Penalized Generative Variable Selection
Tong Wang, Jian Huang, Shuangge Ma
TL;DR
The paper introduces a penalized two-stage framework for variable selection in high-dimensional predictor settings using Conditional Wasserstein GANs. Stage 1 performs variable selection by applying a group Lasso penalty to the generator’s first-layer weights, identifying important predictors, while Stage 2 refines estimation with only the selected subset. It extends the approach to censored survival data via Kaplan-Meier weighting and establishes convergence rates and selection consistency under varying dimensionality, along with practical validation through simulations and real-data analyses (TCGA-LUAD, MIMIC-III albumin and survival, HIV mutations). The combination of distribution-matching based estimation, theoretical guarantees, and strong empirical performance offers a robust tool for sparse high-dimensional modeling in biomedical contexts.
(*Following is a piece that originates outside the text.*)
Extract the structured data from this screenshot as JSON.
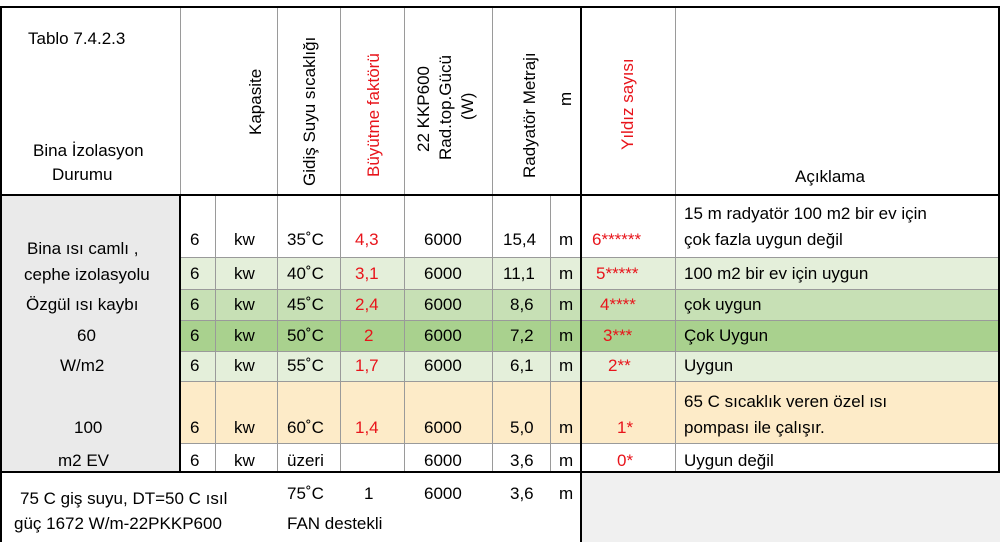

The practical impact lies in reliable variable selection and distribution-aware estimation in settings with censorship and complex predictor structures, enabling better interpretability and prediction.
Abstract
Deep networks are increasingly applied to a wide variety of data, including data with high-dimensional predictors. In such analysis, variable selection can be needed along with estimation/model building. Many of the existing deep network studies that incorporate variable selection have been limited to methodological and numerical developments. In this study, we consider modeling/estimation using the conditional Wasserstein Generative Adversarial networks. Group Lasso penalization is applied for variable selection, which may improve model estimation/prediction, interpretability, stability, etc. Significantly advancing from the existing literature, the analysis of censored survival data is also considered. We establish the convergence rate for variable selection while considering the approximation error, and obtain a more efficient distribution estimation. Simulations and the analysis of real experimental data demonstrate satisfactory practical utility of the proposed analysis.